Immunomodulatory Effects of Pevonedistat, a NEDD8-Activating Enzyme (NAE) Inhibitor, in Chronic Lymphocytic Leukemia (CLL)

Introduction: T cells from patients with CLL and lymphoma show highly impaired immune synapse formation, cytotoxic function, and adhesion and migration capabilities. Recent advances in immunooncology led to the emergence of therapeutic agents that permit reversal of T-cell exhaustion in cancer. However, rational development of novel combination approaches in immunotherapy requires detailed understanding of how targeted therapies influence T-cell function.

We have shown that pevonedistat (TAK-924), an investigational NAE inhibitor, abrogates NFκB activation in CLL cells. Pevonedistat forms a covalent adduct with NEDD8, a ubiquitin-like modifier, thereby disrupting its interaction with NAE. This leads to reduced activity of Cullin-RING ligases (CRLs), a group of ubiquitin ligases that require modification by NEDD8 for their function. Ultimately, a decrease in CRL activity leads to reduced ubiquitination and proteasomal degradation of CRL substrates, extending the half-life of these proteins, including inhibitor of NFκB (IκB). Moreover, NFκB is critical in T-cell function. However, limited data exist on the effects of targeting neddylation on T-cell response. Here, we demonstrate that targeting neddylation in vitro preserves T-cell functionality and may lead to favorable T-cell population shifts in CLL.

Methods: Peripheral blood mononuclear cells were isolated from patients with CLL (n=50), and T cells were purified using Dynabeads. Pevonedistat was obtained from Millennium Pharmaceuticals, Inc., a wholly owned subsidiary of Takeda Pharmaceutical Company Limited (Cambridge, MA).

Results: In vitro T-cell receptor (TCR; CD3/CD28) stimulation induced T-cell activation and proliferation. Continuous treatment of T cells with pevonedistat led to rapid (2 hour) disruption of cullin neddylation, followed by a significant reduction in activity of NFκB and NFAT as assessed by immunoblotting and immunofluorescence. Despite this reduction, CD4 and CD8 T cells continued to respond to TCR stimulation, with relative abundance of early markers of activation (CD40L, CD69). However, we observed reduced expression of CD25 and PD-1 at 72 hours. Continuous treatment with pevonedistat led to a dose-dependent decrease in IL-2 secretion and reduced proliferation of the CD4 T-cell subset (CFSE, Ki-67) but did not induce apoptosis. Unlike CLL cells, CD4 T cells did not undergo DNA re-replication and G2/M arrest in response to pevonedistat.

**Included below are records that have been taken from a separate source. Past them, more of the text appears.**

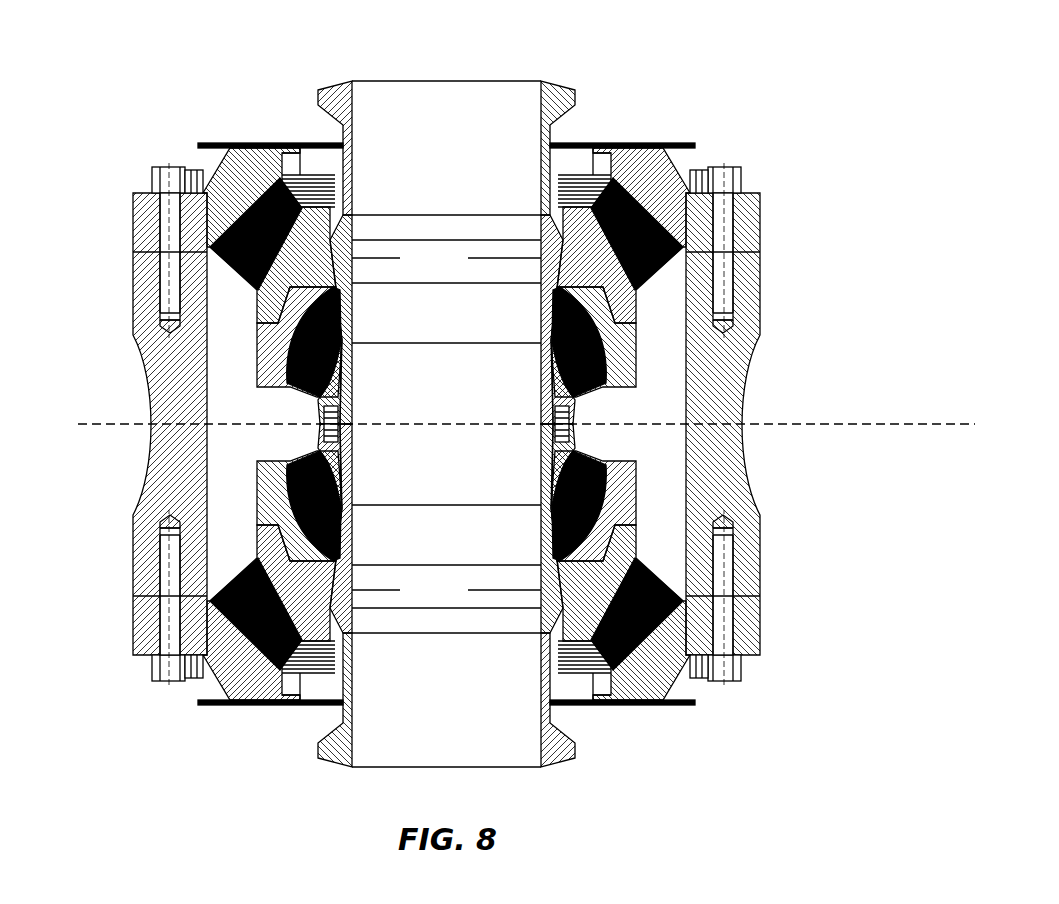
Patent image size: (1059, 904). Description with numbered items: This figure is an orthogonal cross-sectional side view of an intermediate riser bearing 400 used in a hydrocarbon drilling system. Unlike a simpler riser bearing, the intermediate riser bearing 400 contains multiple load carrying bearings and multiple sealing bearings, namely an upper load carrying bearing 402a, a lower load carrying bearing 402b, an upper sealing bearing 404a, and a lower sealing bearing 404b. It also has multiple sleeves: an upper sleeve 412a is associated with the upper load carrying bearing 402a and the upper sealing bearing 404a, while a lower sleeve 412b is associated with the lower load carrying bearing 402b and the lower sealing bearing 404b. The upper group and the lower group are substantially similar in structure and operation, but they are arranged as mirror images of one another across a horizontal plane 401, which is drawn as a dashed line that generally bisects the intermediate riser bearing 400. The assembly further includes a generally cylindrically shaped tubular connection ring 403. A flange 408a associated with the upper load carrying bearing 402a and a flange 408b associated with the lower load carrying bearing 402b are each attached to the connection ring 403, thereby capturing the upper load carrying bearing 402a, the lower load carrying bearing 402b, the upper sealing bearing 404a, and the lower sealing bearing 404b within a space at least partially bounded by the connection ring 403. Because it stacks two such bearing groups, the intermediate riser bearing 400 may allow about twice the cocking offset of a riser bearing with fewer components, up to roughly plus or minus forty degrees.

The intermediate riser bearing 400 is at (516, 388).
The horizontal plane 401 is at (125, 413).
The upper load carrying bearing 402a is at (658, 279).
The lower load carrying bearing 402b is at (662, 575).
The connection ring 403 is at (722, 483).
The upper sealing bearing 404a is at (606, 396).
The lower sealing bearing 404b is at (616, 456).
The flange 408a is at (632, 160).
The flange 408b is at (648, 703).
The upper sleeve 412a is at (354, 312).
The lower sleeve 412b is at (354, 527).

We further analyzed T-cell subsets following TCR stimulation. Concurrent treatment with pevonedistat led to an increase in IFNγ-secreting CD4 T cells, whereas IL-4 production decreased, suggesting a shift toward the Th1 phenotype. Furthermore, we observed a robust decrease of the iTreg population, accompanied by downregulation of FoxP3 mRNA and protein within the CD4 T-cell subset, indicating that targeting neddylation may help to reverse the immunosuppressive phenotype in CLL.

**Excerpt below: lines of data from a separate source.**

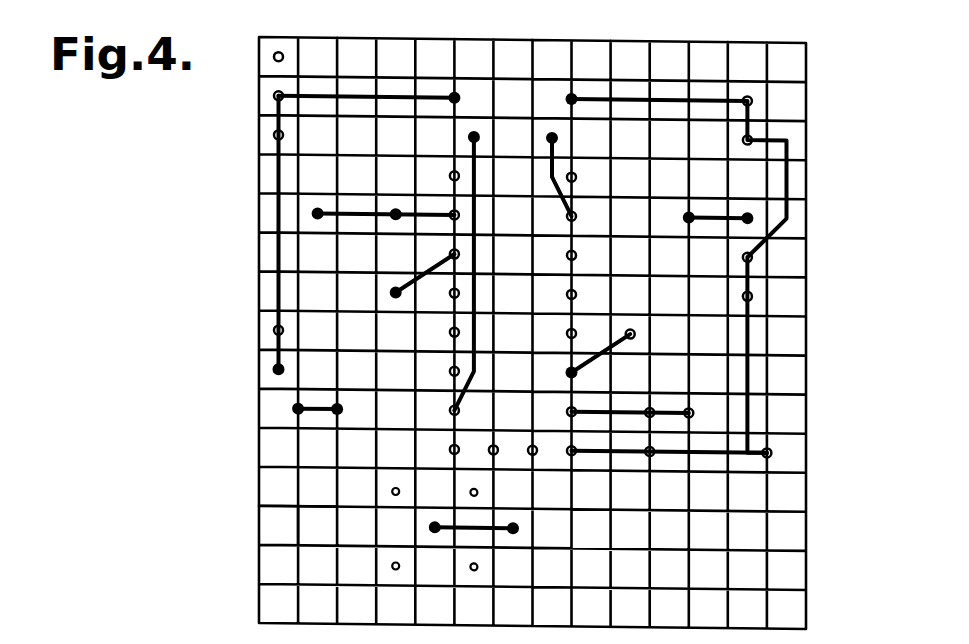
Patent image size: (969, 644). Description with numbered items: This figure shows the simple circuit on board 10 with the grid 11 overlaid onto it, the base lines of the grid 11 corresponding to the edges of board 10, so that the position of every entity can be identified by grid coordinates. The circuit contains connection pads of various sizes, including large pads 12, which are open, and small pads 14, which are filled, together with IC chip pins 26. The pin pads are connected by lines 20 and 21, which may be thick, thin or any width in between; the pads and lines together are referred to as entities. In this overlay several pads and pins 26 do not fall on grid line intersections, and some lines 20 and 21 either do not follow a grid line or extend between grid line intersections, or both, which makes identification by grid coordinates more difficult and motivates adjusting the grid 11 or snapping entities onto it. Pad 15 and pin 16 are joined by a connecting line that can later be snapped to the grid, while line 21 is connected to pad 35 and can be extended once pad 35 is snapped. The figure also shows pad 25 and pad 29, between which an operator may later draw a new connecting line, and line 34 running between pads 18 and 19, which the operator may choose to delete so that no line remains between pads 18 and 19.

The board 10 is at (276, 565).
The grid 11 is at (290, 534).
The large pads 12 is at (273, 132).
The small pads 14 is at (478, 126).
The pad 15 is at (390, 291).
The pin 16 is at (450, 252).
The pad 18 is at (298, 414).
The pad 19 is at (337, 414).
The lines 20 is at (476, 292).
The line 21 is at (597, 354).
The pad 25 is at (493, 443).
The IC chip pins 26 is at (451, 365).
The pad 29 is at (532, 452).
The line 34 is at (316, 405).
The pad 35 is at (635, 330).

To mimic the in vivo pharmacokinetics of pevonedistat, we performed drug washouts where CLL-derived T cells were exposed to 2-hour pulse treatment with 1 µM pevonedistat prior to TCR stimulation. Under these conditions, cullin neddylation and NFκB activity began to recover by 8 hours, with near complete recovery by 24 hours. Moreover, pevonedistat did not disrupt allogeneic (OCI-LY19 cells) or autologous (CD40L-stimulated CLL cells) T-cell cytotoxicity. Meanwhile, CD8 T cells continued to produce perforin and granzyme B.

Conclusions: Our data suggest that pharmacologic targeting of NAE preserves T-cell cytotoxic function and may enhance anti-tumor immunity in CLL. Combined with our earlier reports that targeting NAE kills CLL cells under lymph node-mimicking conditions, these data provide a strong rationale for continued investigation of pevonedistat in CLL and lymphoid malignancies.